Woodland Opera House puts the farce in France

A Flea in Her Ear

“Why haven’t you given in to the silliness already?”

“Why haven’t you given in to the silliness already?”

Photo courtesy of Woodland Opera House

A Flea in Her Ear; 7:30 p.m. Friday and 2 p.m. Saturday; $7-$25. Woodland Opera House, 340 Second Street in Woodland; (530) 666-9617; www.woodlandoperahouse.org. Through March 8.

Rated 4.0

Here’s a fun vintage French pairing for Sacramentans, highlighting Paris at the turn of the 20th century: For the main course, a viewing of Toulouse-Lautrec and La Vie Moderne: Paris at the Crocker Art Museum—which highlights the City of Light during the years 1880-1910—followed by a light, fluffy, nonsensical dessert of A Flea in Her Ear at the Woodland Opera House, written and set in 1907 Paris.

A Flea in Her Ear is a quintessential French farce, so don’t expect the plot to make any sense, the characters to be believable or the dialogue to ring true. Don’t try and figure out the story of a wife who tries to test her faithful husband with a fake lover’s note, a best friend who’s married to a passionate Spaniard dressed as a matador, a cousin with a speech impediment, a hotel that caters to secret rendezvous, and other madcap characters and silly hijinks. It’s a hopeless and maddening endeavor.

Rather, just give yourself in to the silliness. That’s what the Woodland Opera House does with good results: presenting the slapstick comedy with a cast of local favorites who bring their A-game with hokey humor, sly mugging, silly antics, slamming doors, double takes and even running amok through the audience.

The main male characters include familiar local stage actors with years of experience: Steve Mackay, Roger McDonald, Gil Sebastian and relative newcomer Gabe Avila.
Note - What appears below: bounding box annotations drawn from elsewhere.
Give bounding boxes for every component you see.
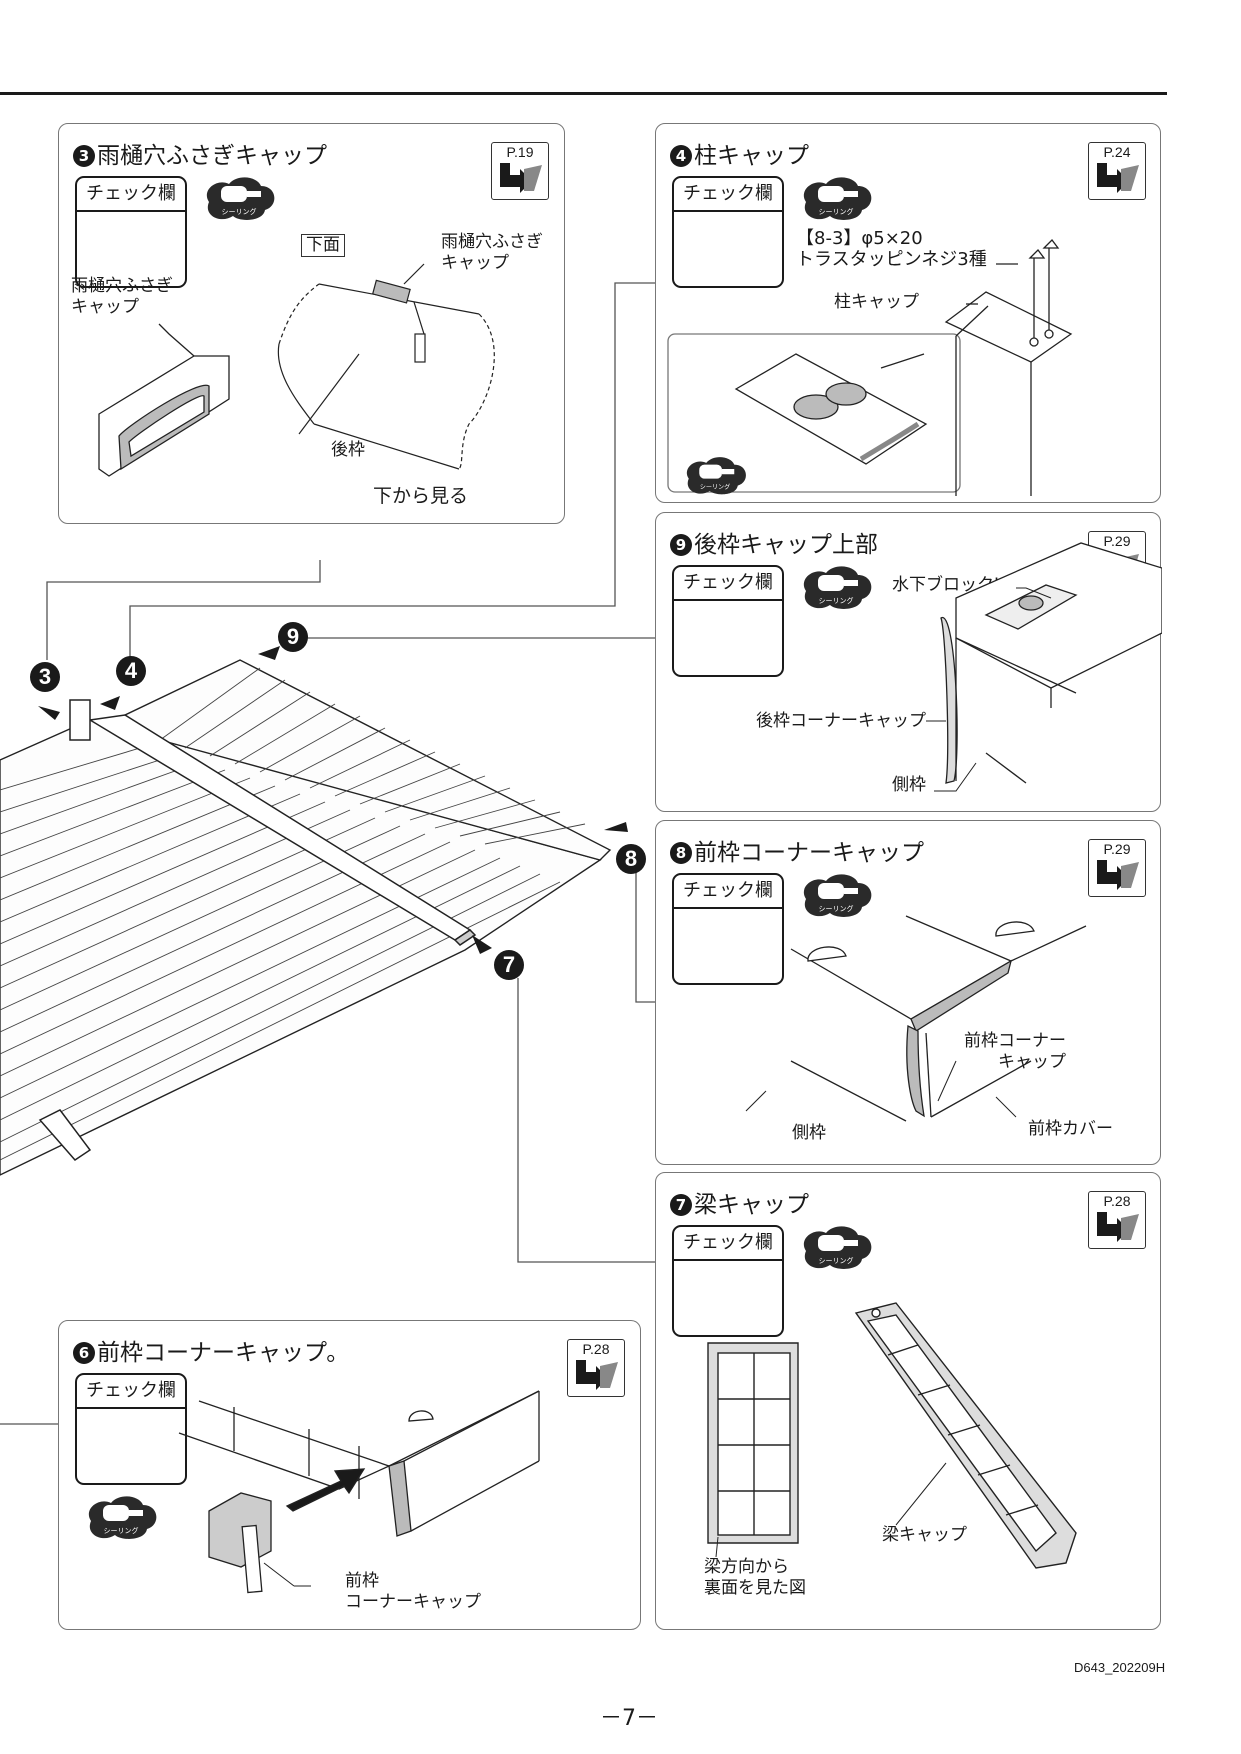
svg-text:シーリング: シーリング [104, 1526, 139, 1535]
label-front-corner-cap: 前枠 コーナーキャップ [345, 1571, 481, 1612]
header-rule [0, 92, 1167, 95]
check-box[interactable]: チェック欄 [672, 873, 784, 985]
label-beam-cap: 梁キャップ [882, 1525, 967, 1545]
check-box[interactable]: チェック欄 [672, 1225, 784, 1337]
label-bottom-face: 下面 [301, 234, 345, 257]
sealing-icon: シーリング [803, 177, 872, 220]
svg-text:シーリング: シーリング [700, 483, 731, 491]
svg-text:シーリング: シーリング [819, 1256, 854, 1265]
label-beam-direction-view: 梁方向から 裏面を見た図 [704, 1557, 806, 1598]
label-screw: 【8-3】φ5×20 トラスタッピンネジ3種 [796, 228, 987, 270]
front-corner-illustration [745, 915, 1087, 1122]
marker-9: 9 [278, 622, 308, 652]
rear-cap-illustration [926, 542, 1162, 792]
sealing-icon: シーリング [206, 177, 275, 220]
sealing-icon: シーリング [803, 566, 872, 609]
page-ref-icon [576, 1360, 618, 1390]
marker-3: 3 [30, 662, 60, 692]
sealing-icon: シーリング [803, 1226, 872, 1269]
label-rear-corner-cap: 後枠コーナーキャップ [756, 711, 926, 731]
document-code: D643_202209H [1074, 1660, 1166, 1675]
svg-text:シーリング: シーリング [222, 207, 257, 216]
label-cap-right: 雨樋穴ふさぎ キャップ [441, 232, 543, 273]
page-ref-icon [1097, 163, 1139, 193]
sealing-icon: シーリング [803, 874, 872, 917]
check-box[interactable]: チェック欄 [672, 565, 784, 677]
front-corner-6-illustration [178, 1390, 540, 1594]
marker-8: 8 [616, 844, 646, 874]
label-rear-frame: 後枠 [331, 440, 365, 460]
sealing-icon: シーリング [686, 457, 746, 495]
label-cap-left: 雨樋穴ふさぎ キャップ [71, 276, 173, 317]
label-post-cap: 柱キャップ [834, 292, 919, 312]
gutter-cap-illustration [98, 263, 495, 477]
svg-text:シーリング: シーリング [819, 596, 854, 605]
check-box[interactable]: チェック欄 [672, 176, 784, 288]
page-reference: P.24 [1088, 142, 1146, 200]
marker-7: 7 [494, 950, 524, 980]
page-ref-icon [1097, 860, 1139, 890]
label-side-frame: 側枠 [892, 775, 926, 795]
svg-text:シーリング: シーリング [819, 207, 854, 216]
label-front-corner-cap: 前枠コーナー キャップ [964, 1031, 1066, 1072]
label-view-from-below: 下から見る [373, 485, 469, 507]
check-box[interactable]: チェック欄 [75, 176, 187, 288]
check-box[interactable]: チェック欄 [75, 1373, 187, 1485]
page-ref-icon [500, 163, 542, 193]
page-reference: P.29 [1088, 839, 1146, 897]
page-reference: P.19 [491, 142, 549, 200]
label-front-cover: 前枠カバー [1028, 1119, 1113, 1139]
sealing-icon: シーリング [88, 1496, 157, 1539]
svg-text:シーリング: シーリング [819, 904, 854, 913]
page-reference: P.28 [1088, 1191, 1146, 1249]
page-number: －7－ [600, 1706, 658, 1731]
page-reference: P.28 [567, 1339, 625, 1397]
page-ref-icon [1097, 1212, 1139, 1242]
marker-4: 4 [116, 656, 146, 686]
post-cap-illustration: シーリング [667, 239, 1073, 496]
beam-cap-illustration [707, 1302, 1077, 1569]
label-side-frame: 側枠 [792, 1123, 826, 1143]
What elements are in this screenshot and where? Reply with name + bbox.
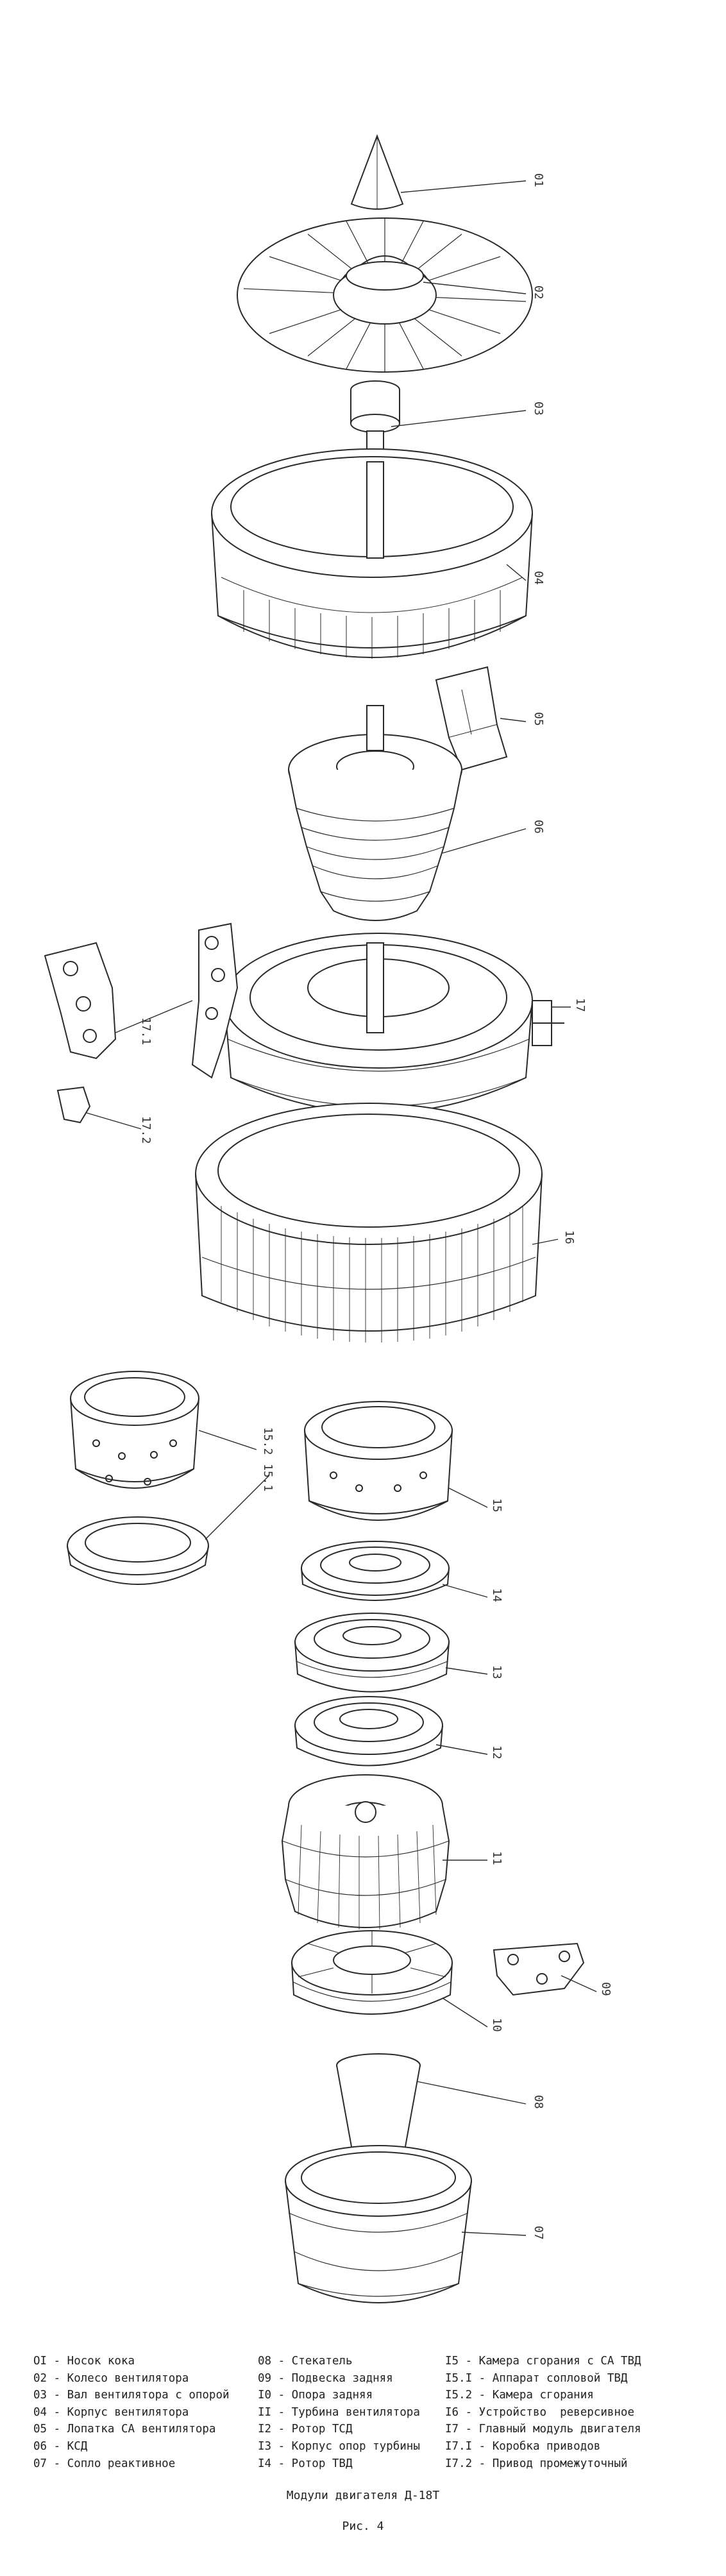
legend-column-1: OI - Носок кока 02 - Колесо вентилятора … — [33, 2353, 230, 2472]
callout-05: 05 — [532, 712, 545, 726]
callout-04: 04 — [532, 571, 545, 585]
fan-casing-part — [211, 448, 533, 659]
legend-item: 04 - Корпус вентилятора — [33, 2405, 189, 2419]
hpt-nozzle-part — [67, 1475, 270, 1585]
rear-support-part — [291, 1930, 488, 2028]
thrust-reverser-part — [195, 1103, 559, 1343]
legend-item: 08 - Стекатель — [258, 2355, 353, 2368]
legend-column-3: I5 - Камера сгорания с СА ТВД I5.I - Апп… — [445, 2353, 641, 2472]
legend-item: OI - Носок кока — [33, 2355, 135, 2368]
callout-08: 08 — [532, 2095, 545, 2109]
callout-12: 12 — [490, 1745, 503, 1759]
callout-02: 02 — [532, 285, 545, 300]
callout-11: 11 — [490, 1851, 503, 1865]
legend-item: I7 - Главный модуль двигателя — [445, 2423, 641, 2436]
legend-item: I3 - Корпус опор турбины — [258, 2439, 420, 2453]
exhaust-nozzle-part — [285, 2145, 527, 2303]
legend-item: I6 - Устройство реверсивное — [445, 2405, 635, 2419]
callout-15-2: 15.2 — [261, 1427, 274, 1455]
legend-item: I2 - Ротор ТСД — [258, 2423, 353, 2436]
callout-09: 09 — [599, 1982, 612, 1996]
callout-15: 15 — [490, 1498, 503, 1513]
callout-16: 16 — [562, 1230, 576, 1244]
legend-item: I5 - Камера сгорания с СА ТВД — [445, 2355, 641, 2368]
callout-03: 03 — [532, 402, 545, 416]
legend-item: I5.2 - Камера сгорания — [445, 2389, 594, 2402]
callout-10: 10 — [490, 2018, 503, 2032]
callout-13: 13 — [490, 1665, 503, 1679]
nose-cone-part — [350, 134, 527, 210]
callout-15-1: 15.1 — [261, 1464, 274, 1492]
callout-07: 07 — [532, 2226, 545, 2240]
combustor-assembly-part — [304, 1401, 488, 1521]
legend-item: II - Турбина вентилятора — [258, 2405, 420, 2419]
combustion-chamber-part — [70, 1371, 257, 1489]
legend-column-2: 08 - Стекатель 09 - Подвеска задняя I0 -… — [258, 2353, 420, 2472]
callout-17-1: 17.1 — [139, 1017, 153, 1046]
legend-item: I5.I - Аппарат сопловой ТВД — [445, 2371, 628, 2385]
ipc-rotor-part — [294, 1696, 488, 1767]
callout-06: 06 — [532, 820, 545, 834]
turbine-support-part — [294, 1613, 488, 1693]
legend-item: I7.I - Коробка приводов — [445, 2439, 601, 2453]
legend-item: 07 - Сопло реактивное — [33, 2457, 176, 2470]
exploded-engine-drawing — [44, 134, 597, 2303]
rear-mount-part — [493, 1942, 597, 1996]
legend-item: 06 - КСД — [33, 2439, 88, 2453]
legend-item: I0 - Опора задняя — [258, 2389, 373, 2402]
legend-item: I7.2 - Привод промежуточный — [445, 2457, 628, 2470]
hpt-rotor-part — [301, 1541, 488, 1601]
legend-item: I4 - Ротор ТВД — [258, 2457, 353, 2470]
legend-item: 03 - Вал вентилятора с опорой — [33, 2389, 230, 2402]
lpc-module-part — [288, 705, 527, 921]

And the women who bring a comedic charm include Analise Langford-Clark and Kirsten Meyers.

This is a cast committed to the goal of entertaining the audience, even if it means tackling a kooky script, crazy antics and a story written in 1907 sans modern cultural sensibilities, and which drags on just a tad bit too long. But for most of the ride, it’s a hoot and a holler, complete with fun haute couture costumes and a clever Parisian parlor and hotel set.